Along with bowling, drive-ins, Vegas and roller derby, tiki culture is one of those old-school cultural phenomena that make hipsters wet themselves with ironic glee. What is it about the tiki? Maybe in our own PC and self-aware age, the idea of our ancestors captivated by the exotic thrills of Polynesian culture just tickles our funny bone.
Beginning in the 1930s with the debut of Hollywood's tiki-themed Don the Beachcomber restaurant and then Trader Vic's, tiki American-style was a convergence of stiff rum drinks such as the tiki-quintessential mai tai, the exotica strains of Martin Denny, kitschy decor and, voila!, superficial access to the "Other" the middle-class seems to continually crave. The trend crested in the 1950s following the return of soldiers from World War II whose travels in the South Pacific trickled down to the culture at large and with the publication of James Michener's Tales of the South Pacific in 1948, the Broadway musical version of Michener's book, South Pacific and Hawaii's entrance as the 50th state of the Union in 1959.
The whole trend died out in the '70s (though typically late-blooming Atlanta's Trader Vic's didn't open until 1976), only to be resurrected by "modern primitive" Gen X hipsters in the 1990s who also felt their ancestors' urge for cave-like watering holes and firewater served with paper umbrellas in hollowed-out coconuts.
Campy, yes, but there is an aesthetic charm to tiki, too -- those crazy totem-pole-like carved heads, the whole thatched-roof hut and Oceania-chic mutation of the mildly ethnic remains an appealing, fantastic break from the mundane.
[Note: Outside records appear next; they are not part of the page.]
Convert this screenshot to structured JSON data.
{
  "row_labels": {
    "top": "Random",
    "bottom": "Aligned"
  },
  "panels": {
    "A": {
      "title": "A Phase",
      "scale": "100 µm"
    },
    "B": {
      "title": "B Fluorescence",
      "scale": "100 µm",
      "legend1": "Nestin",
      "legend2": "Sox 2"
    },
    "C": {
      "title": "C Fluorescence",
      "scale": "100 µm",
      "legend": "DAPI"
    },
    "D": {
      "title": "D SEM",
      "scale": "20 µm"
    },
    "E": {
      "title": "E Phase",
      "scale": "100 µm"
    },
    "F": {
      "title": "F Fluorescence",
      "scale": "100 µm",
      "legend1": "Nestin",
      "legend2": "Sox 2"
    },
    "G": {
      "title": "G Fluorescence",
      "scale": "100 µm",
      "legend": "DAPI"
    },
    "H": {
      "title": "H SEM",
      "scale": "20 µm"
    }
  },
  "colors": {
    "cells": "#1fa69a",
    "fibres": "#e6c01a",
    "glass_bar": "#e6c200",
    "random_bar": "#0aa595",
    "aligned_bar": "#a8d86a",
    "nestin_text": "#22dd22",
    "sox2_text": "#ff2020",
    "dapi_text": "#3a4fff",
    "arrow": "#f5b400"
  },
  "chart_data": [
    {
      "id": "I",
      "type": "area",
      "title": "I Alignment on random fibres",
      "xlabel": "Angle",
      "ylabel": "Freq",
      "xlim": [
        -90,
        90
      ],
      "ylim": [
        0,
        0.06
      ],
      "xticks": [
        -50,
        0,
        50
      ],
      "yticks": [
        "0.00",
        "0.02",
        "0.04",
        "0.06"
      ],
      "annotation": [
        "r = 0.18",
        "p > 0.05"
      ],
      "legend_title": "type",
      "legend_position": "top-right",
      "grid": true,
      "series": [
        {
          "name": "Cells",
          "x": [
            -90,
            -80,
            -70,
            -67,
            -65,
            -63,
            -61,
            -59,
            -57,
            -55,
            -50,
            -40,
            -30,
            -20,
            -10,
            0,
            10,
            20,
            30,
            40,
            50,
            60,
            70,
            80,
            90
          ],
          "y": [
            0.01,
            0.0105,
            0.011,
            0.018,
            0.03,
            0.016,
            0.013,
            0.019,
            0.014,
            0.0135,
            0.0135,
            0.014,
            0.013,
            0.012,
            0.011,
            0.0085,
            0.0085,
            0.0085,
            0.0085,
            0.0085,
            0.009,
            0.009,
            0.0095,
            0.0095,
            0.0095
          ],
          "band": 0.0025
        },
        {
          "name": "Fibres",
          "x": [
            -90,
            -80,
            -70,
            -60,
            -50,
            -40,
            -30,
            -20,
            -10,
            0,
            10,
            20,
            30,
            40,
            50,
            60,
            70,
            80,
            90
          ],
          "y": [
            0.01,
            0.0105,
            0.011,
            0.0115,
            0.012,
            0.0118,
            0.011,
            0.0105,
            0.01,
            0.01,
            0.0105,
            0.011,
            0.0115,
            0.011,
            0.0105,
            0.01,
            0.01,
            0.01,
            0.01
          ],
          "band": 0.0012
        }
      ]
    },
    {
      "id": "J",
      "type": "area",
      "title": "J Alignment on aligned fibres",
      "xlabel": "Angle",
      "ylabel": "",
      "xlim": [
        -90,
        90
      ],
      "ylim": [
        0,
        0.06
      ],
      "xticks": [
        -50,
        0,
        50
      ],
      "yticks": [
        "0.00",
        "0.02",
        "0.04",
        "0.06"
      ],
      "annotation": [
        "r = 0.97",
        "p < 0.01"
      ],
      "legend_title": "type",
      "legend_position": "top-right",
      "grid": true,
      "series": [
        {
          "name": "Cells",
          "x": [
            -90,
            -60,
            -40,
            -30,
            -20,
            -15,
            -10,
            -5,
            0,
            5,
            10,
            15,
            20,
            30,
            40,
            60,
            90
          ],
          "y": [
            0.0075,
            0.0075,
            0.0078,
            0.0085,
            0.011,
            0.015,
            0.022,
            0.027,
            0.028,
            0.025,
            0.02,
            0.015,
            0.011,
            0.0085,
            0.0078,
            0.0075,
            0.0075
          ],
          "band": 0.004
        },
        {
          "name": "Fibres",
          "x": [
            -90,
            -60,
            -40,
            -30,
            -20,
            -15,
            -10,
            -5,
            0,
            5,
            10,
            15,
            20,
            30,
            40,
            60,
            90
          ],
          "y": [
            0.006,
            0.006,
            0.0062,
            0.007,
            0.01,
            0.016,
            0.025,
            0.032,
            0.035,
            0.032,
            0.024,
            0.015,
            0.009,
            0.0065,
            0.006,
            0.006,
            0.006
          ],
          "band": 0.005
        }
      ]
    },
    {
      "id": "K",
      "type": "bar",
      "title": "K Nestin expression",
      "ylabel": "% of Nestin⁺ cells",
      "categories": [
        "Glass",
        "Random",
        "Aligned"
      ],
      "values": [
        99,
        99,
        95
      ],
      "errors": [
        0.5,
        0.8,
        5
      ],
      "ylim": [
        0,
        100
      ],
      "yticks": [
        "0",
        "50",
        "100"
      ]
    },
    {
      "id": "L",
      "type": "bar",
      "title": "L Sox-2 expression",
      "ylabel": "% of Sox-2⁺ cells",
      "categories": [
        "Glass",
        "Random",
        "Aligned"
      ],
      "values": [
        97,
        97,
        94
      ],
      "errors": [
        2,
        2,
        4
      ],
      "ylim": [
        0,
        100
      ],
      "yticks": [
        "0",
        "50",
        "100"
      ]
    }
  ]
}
Wherever tiki love -- old-style or newfangled -- comes from, it is here to stay and has found a new staging ground for its assault on our senses at Alcove Gallery. Owner Chris Warner mounts his exhibitions more like a consummate party boy than a conventional gallery director, bringing in bands and hanging art on every available surface like wallpaper. For his Holiday Tiki Show, Warner has brought the tropical indoors, with grass fronds ornamenting the walls and pedestals and a preponderance of artists getting their tiki on -- or encouraging viewers to -- as with Bryan Cunningham's small paintings offering drink recipes for the "Kon-tiki" and "Zombie." Cunningham's grog-art proves a nice matchup with Jay Rogers' charming digital print "Suffering Bastard" of another Trader Vic's drink giving off hallucinatory vapors like the reefer smoke in an exploitation film poster.
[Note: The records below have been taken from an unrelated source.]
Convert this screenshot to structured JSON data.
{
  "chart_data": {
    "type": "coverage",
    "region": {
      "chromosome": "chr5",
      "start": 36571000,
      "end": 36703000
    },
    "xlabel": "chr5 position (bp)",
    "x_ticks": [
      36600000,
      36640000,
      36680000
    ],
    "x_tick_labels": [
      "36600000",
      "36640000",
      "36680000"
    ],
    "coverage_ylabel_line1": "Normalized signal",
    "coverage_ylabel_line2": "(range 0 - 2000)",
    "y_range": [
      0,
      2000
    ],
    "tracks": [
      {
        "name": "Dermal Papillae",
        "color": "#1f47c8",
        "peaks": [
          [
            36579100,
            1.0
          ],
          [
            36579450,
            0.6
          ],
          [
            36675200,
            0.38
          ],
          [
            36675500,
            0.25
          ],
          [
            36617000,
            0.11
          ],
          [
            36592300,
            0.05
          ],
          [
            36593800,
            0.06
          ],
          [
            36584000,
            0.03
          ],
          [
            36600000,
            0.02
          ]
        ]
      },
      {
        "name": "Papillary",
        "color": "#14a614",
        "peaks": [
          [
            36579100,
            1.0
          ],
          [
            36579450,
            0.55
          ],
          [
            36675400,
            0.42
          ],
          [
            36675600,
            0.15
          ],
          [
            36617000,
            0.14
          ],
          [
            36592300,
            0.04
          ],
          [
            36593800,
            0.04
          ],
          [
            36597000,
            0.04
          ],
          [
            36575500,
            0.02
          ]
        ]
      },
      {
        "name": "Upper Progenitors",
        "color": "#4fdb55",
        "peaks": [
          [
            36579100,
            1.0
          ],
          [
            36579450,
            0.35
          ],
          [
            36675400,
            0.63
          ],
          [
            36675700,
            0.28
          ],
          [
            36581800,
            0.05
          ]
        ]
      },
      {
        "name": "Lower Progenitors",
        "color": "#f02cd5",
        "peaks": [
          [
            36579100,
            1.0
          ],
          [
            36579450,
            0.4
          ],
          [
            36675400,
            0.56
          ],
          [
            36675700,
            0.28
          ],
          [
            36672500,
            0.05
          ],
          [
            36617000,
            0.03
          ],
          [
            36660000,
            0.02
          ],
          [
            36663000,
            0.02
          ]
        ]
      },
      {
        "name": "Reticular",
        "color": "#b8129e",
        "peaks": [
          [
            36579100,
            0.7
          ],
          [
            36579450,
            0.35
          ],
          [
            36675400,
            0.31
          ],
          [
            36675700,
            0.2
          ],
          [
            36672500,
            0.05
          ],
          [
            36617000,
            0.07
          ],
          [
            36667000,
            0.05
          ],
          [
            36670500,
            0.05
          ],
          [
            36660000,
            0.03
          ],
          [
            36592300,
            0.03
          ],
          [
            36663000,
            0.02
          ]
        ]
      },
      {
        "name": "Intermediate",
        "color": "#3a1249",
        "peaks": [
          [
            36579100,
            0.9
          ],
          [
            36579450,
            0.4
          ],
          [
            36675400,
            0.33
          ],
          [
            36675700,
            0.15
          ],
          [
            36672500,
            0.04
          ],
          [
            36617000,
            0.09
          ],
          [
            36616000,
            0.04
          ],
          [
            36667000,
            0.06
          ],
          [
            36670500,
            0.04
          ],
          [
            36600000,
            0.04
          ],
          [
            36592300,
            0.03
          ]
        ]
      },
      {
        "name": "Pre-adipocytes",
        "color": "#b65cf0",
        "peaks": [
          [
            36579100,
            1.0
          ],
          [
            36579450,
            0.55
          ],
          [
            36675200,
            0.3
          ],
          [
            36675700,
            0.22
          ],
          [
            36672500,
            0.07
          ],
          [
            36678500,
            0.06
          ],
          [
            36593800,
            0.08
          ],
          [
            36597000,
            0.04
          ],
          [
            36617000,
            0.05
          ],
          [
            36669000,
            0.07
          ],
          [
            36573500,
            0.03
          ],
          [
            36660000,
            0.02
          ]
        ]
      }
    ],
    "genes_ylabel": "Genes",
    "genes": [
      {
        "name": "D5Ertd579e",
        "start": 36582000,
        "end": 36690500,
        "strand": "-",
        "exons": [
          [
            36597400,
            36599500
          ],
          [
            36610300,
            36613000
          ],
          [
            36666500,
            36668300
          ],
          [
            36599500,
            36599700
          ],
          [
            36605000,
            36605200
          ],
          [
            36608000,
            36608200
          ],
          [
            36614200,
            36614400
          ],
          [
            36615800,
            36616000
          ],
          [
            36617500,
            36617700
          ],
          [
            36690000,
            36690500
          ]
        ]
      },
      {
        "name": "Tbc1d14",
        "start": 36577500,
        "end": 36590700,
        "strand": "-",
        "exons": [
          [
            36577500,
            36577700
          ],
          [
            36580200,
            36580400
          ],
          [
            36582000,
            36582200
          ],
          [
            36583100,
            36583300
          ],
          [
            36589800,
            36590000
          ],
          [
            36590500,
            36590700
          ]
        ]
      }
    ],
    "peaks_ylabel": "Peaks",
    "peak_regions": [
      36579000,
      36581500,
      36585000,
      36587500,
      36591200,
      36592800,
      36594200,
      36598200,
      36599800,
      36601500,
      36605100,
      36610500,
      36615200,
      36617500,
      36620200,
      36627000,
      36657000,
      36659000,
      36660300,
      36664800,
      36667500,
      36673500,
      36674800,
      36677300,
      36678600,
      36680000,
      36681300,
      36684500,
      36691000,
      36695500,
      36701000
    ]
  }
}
One of the most satisfying works is a girl-spin on the tiki mythos: Nina Friday's flirty, jocular, small paintings in her usual gothic, Margaret Keane style suggest that tikimania may actually be a case of some displaced fertility worship. In "Big Daddy," an outrageously phallic tiki is flanked by two topless hubba-hubba babes, like Hugh Hefner getting down at the Playboy Mansion. In "Tiki Baby," the same tiki icon shifts from boss-man to diapered dwarf, cradled in a pretty woman's arms.
For retro charm, it's hard to beat Derek Yaniger's "The Natives Are Restless," a scrupulously stylized image of a pith-helmeted colonialist being boiled in a primitive's cook pot. And Atlanta artist Joe Peery's large portrait of a bathing beauty on an ameboid-surfboard piece of wood, and smaller paintings of two mandolin-shaped nudes, mimic the kind of artwork you'd expect to find decorating some '50s ladykiller's bachelor pad or classing up a van mural.
Holiday Tiki Show is otherwise mildly disappointing, largely because while some of the artists have stuck closely to the theme, others give evidence common in such group shows -- of just throwing some of their pre-existing work into the mix.
Some definite non sequiturs result, illustrated by the scene, just hours before the show's Friday night opening, of Warner unpacking a box with a last-minute arrival of formerly Atlanta- now Richmond-based artist Matthew Lively's work. Warner wasn't the only one flummoxed by the sculptures of four bread-loaf-size woolly sheep and how to justify their presence amid the grinning wooden tikis and hula dancers.